HOV lane performance is far from stellar, according to a report from the Washington State Department of Transportation.
The report says traffic in our region’s HOV lanes is up by more than 22 percent. Long stretches of HOV lanes are no longer meeting the standard of drivers traveling at 45 miles per hour, 90 percent of the time.
Only two of the 12 HOV “peak-direction corridors” in the region met the reliability standards in 2016, according to a state report. That included the commutes on I-90 between Issaquah and Seattle. Three corridors met the standard in 2014.
The Washington Department of Transportation is working on recommendations for the Senate Transportation Committee.
The fix could come in the form of opening more shoulder driving like the state did on I-405 through Bothell, and bigger fines for HOV violators.
Robin Mayhew, the director of the state’s Management and Mobility Division of WSDOT, told the committee Monday afternoon that hard shoulder driving is a “near-term solution that we’re going to continue to look at as a region.”

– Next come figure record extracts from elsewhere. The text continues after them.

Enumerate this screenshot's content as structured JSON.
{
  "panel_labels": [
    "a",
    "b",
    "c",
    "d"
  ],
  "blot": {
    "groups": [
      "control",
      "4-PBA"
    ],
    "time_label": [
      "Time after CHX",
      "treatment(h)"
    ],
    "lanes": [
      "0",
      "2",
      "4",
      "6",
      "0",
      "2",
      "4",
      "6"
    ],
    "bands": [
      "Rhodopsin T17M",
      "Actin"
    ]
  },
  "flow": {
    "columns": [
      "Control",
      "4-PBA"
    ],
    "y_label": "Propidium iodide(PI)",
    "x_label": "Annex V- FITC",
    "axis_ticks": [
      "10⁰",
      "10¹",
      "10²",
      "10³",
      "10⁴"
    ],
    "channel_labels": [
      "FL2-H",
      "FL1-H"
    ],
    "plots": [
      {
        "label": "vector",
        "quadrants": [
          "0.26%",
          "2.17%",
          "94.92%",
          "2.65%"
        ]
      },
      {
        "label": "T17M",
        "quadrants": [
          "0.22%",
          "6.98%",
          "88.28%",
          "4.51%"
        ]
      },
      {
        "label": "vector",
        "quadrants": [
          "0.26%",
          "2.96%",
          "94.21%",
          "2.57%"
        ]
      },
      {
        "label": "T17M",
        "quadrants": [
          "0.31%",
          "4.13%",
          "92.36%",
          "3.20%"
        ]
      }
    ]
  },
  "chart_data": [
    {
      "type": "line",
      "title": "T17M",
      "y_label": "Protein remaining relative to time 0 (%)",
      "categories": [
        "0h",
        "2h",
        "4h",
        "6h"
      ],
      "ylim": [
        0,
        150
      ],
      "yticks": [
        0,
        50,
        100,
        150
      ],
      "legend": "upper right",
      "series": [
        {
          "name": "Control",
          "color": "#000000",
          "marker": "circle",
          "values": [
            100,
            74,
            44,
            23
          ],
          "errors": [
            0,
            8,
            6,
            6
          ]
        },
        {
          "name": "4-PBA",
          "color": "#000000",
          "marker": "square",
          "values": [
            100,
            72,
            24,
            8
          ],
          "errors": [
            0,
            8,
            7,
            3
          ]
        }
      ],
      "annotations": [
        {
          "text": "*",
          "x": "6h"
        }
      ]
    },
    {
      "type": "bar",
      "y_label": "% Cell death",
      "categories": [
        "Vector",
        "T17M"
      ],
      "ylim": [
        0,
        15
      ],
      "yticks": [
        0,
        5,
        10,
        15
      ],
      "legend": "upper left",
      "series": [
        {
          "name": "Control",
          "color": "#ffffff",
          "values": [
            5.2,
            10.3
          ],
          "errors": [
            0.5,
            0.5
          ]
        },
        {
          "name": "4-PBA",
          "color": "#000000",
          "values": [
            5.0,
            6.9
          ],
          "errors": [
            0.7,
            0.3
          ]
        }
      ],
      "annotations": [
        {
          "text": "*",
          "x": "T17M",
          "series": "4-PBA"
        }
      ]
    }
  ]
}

In May, WSDOT was caught off guard by the success of shoulder driving on I-405 through Bothell. Travel times improved enough that the average toll for the express lane decreased. The average general purpose lane travel time between Bellevue and Lynnwood in the afternoons decreased by almost 20 minutes.
The state is working to implement peak-use shoulder driving for buses on I-5 between Lynnwood and Mountlake Terrace.
Mayhew said the state is also toying with the idea of reducing lane width on freeways.
“We have twelve-foot widths and we can actually safely go to an eleven-foot width and add a buffer and that helps lanes do different speeds. So it helps preserve the mobility on the HOV system.”
The state may work with state patrol to try and increase enforcement of HOV lane violators as well.
Though the state is trying to find solutions to HOV performance now, they have not been meeting standards for more than a decade. Southbound I-5 between Everett and Seattle, for example, haven’t met the standard performance measure since before 2012.
The state and Puget Sound Regional Council will convene an I-5 working group to study future solutions.